地中海で見つかった最古の金製品
東京都台東区上野公園内にある、国立西洋美術館では、2016年1月11日までの日程で、「黄金伝説展 古代地中海世界の秘宝」を行っている。
今回の展覧会では、出土状態の墓地を復元展示しているが、これは40年ほど前に黒海沿岸の町ヴァルナにて発見された、大量の金の副葬品をおさめた墓だ。
くわえて地中海地域の古代文明がもたらした金細工の傑作にくわえ、アルゴー号の冒険にはじまる金を題材とする絵画も展示している。
ギリシャ神話にある「アルゴー号の冒険」は黄金の羊の毛皮を求めてイアソンをはじめ数多くの英雄が登場する物語として有名である。
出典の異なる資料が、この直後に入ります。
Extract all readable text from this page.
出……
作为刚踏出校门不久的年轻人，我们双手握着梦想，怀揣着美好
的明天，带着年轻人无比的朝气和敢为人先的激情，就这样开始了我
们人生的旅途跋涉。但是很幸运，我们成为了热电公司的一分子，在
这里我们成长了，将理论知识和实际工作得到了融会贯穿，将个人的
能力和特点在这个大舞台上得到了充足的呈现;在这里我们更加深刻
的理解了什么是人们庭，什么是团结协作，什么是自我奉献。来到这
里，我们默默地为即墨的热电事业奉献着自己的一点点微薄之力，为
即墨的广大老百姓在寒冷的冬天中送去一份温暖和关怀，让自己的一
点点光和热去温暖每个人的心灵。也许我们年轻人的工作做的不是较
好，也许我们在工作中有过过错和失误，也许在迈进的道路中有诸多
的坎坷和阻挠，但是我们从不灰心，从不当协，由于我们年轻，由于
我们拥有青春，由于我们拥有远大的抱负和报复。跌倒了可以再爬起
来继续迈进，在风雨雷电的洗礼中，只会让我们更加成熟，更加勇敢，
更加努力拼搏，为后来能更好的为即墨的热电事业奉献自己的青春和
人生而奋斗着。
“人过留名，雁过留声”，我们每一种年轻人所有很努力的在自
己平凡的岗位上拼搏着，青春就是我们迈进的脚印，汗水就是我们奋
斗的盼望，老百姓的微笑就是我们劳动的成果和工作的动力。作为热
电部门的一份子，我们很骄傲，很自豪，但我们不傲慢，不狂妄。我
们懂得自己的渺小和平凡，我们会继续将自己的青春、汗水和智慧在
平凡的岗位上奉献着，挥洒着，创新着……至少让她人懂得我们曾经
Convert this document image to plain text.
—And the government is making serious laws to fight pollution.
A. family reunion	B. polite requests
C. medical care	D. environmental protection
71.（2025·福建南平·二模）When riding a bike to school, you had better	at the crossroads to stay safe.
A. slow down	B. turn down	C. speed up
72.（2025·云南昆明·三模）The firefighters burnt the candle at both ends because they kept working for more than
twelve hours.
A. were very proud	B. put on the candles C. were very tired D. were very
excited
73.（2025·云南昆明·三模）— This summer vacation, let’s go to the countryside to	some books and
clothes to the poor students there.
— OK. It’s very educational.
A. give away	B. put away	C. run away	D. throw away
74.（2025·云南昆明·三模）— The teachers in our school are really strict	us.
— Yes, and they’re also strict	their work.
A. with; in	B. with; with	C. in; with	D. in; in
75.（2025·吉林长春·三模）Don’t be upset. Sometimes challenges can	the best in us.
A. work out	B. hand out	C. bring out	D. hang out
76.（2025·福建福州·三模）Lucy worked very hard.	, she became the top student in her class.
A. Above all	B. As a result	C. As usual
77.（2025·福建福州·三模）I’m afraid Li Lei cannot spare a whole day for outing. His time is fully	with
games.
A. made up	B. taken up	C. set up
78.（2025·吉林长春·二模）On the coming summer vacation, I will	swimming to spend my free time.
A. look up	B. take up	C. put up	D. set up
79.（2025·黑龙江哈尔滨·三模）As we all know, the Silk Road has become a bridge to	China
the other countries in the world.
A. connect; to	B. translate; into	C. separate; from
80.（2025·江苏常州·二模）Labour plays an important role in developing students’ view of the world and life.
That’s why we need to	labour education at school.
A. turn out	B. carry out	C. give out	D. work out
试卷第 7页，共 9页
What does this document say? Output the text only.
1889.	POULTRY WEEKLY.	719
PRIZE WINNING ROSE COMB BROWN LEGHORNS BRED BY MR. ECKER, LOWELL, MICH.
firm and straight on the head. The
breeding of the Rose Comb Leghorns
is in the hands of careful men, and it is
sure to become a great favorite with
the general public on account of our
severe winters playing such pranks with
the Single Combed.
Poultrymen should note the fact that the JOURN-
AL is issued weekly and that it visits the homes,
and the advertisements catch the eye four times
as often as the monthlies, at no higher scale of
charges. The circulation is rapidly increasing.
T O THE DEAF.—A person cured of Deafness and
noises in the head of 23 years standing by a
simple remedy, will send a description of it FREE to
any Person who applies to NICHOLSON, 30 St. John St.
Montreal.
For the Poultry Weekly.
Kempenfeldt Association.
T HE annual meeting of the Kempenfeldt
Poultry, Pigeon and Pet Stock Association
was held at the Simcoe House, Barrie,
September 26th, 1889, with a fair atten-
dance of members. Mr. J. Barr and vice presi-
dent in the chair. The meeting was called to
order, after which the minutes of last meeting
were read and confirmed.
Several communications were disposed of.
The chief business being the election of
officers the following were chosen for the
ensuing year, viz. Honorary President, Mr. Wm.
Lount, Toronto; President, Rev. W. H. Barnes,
イアソンは難所とされるボスポラス海峡をアルゴー号に乗って越え、黒海沿岸にある王国へたどりつき、黄金の羊毛を手にしたとされている。
アルゴー号の冒険の元となったものは
墓地から発見されたもの、それはエジプト最古のピラミッドにおさめられていたものよりもはるか前の、現在より6000年以上も前に作られた世界最古の金製品だった。
埋葬者は骨と化していたが、金の杖を携えると同時に大ぶりの金の腕輪をいくつもはめており、さらに骸骨のまわりに円形の金がちりばめられていた。
それら太古に加工された金製品が、アルゴー号伝説の誕生にかかわっていたと考えられる。
そしてその後3000年の時を経て、比類のない金細工技術をほこったエトルリア文明がイタリア半島に花咲くこととなった。
星座にもなった伝説の大元を間近で味わうことができる珍しい機会だ。足を運んでみてはどうだろうか。
休館日は毎週月曜日(11月23日、1月4日、1月11日は開館)と、12月28日から1月1日まで。開館時間は9:30〜17:30(毎週金曜日は20:00まで開館)で、入館はいずれも閉館30分前まで。